One quickly realizes that the discomfort and brokenness of the language runs tandem with the narrator’s girlhood, punctuated by violence and the illness of her older brother.
The book deals graphically with the spectrum of childhood and sexual abuse in Ireland, specifically that targeted at women. Words quickly become a bodily matter. McBride has claimed something important by writing “Girl” the way that she did: Language is never truly ambient or innocuous; it is always particular, always physical, never without consequence.
She demonstrates the frightening ways in which language is itself instrumental in violence, deployed against others or oneself, used to denigrate or destroy.

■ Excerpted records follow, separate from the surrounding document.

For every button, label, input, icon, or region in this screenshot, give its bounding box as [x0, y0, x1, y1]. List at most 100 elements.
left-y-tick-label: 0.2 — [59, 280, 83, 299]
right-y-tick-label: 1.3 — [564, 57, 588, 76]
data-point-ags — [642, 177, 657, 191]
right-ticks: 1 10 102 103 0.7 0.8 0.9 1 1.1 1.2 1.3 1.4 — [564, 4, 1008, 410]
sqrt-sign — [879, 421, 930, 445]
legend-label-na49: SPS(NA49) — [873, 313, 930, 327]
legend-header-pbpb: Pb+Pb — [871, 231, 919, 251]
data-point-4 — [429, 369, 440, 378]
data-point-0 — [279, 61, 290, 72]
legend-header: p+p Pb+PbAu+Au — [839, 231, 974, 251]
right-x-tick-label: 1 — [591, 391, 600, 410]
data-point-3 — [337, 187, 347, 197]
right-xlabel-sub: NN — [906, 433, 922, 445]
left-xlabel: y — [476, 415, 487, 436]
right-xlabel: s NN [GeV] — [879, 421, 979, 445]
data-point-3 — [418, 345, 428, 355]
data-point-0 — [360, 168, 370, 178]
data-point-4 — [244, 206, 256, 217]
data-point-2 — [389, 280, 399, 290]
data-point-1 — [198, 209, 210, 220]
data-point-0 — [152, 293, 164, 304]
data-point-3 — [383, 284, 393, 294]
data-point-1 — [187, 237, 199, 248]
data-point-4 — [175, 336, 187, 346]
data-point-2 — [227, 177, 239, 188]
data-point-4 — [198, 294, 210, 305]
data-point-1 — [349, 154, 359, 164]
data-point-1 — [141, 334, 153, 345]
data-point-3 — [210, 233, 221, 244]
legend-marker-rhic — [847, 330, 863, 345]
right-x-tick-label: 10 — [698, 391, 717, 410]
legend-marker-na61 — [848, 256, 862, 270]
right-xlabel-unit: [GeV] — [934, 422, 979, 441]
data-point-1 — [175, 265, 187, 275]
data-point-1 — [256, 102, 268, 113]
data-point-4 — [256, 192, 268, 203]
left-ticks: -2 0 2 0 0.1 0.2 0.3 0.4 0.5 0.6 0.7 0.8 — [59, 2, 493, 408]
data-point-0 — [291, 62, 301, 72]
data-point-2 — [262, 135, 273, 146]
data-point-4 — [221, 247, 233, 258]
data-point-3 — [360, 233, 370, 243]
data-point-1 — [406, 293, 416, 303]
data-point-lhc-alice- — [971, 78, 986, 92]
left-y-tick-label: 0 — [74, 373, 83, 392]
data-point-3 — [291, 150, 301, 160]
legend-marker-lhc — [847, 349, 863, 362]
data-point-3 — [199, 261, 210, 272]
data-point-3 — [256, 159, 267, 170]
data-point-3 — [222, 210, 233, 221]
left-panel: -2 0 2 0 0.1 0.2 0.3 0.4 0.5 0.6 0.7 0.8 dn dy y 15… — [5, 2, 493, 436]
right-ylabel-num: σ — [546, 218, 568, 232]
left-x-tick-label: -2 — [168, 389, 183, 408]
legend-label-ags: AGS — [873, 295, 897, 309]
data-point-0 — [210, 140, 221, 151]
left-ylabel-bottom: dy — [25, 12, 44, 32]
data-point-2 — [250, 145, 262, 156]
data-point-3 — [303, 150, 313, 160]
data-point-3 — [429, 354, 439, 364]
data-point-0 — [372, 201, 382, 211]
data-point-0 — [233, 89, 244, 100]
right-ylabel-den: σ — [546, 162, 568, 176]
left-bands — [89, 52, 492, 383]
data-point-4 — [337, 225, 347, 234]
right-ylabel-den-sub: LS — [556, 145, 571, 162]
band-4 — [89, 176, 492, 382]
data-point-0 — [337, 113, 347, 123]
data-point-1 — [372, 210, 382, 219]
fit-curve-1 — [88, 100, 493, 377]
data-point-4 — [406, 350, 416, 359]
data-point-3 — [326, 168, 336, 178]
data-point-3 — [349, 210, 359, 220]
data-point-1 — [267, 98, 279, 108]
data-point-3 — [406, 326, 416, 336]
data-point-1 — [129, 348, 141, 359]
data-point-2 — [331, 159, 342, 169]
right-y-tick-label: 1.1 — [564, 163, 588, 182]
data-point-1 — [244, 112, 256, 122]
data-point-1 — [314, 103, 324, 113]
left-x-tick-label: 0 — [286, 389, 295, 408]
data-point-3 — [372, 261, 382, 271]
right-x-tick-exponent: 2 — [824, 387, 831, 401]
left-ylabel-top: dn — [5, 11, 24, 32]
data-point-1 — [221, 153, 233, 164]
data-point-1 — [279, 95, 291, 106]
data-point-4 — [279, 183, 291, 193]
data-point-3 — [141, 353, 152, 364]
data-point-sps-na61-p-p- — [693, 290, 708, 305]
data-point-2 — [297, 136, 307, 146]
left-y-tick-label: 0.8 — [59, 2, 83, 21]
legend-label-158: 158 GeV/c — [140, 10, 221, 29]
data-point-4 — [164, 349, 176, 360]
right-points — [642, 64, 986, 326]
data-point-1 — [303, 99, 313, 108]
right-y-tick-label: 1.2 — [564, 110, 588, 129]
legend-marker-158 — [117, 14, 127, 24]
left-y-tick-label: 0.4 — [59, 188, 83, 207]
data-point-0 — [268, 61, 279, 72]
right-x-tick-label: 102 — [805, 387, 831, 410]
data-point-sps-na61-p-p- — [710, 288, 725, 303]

Were it not for a handful of moving scenes between the narrator and her brother, the book would seem unceasing in its cruelty. But this relationship is the arena in which things feel different, in which possibilities for grace and consolation open up, however compromised.
The formal difficulty of McBride’s novel never feels like an experiment for its own sake, but rather integral in depicting a life largely absent of love or tenderness. Still, reading the book means accepting pain on its own terms, an uncomfortable prospect. As readers we are perhaps too accustomed to deriving easy meaning or ennobling insight from misery. Those willing to put in the effort here will find a hard earned and acute examination of pain, suffering and ultimately, survival.
Eimear McBride will read from "A Girl is a Half-formed Thing" and speak with writer Madeline Miller on Oct. 28, at Porter Square Books.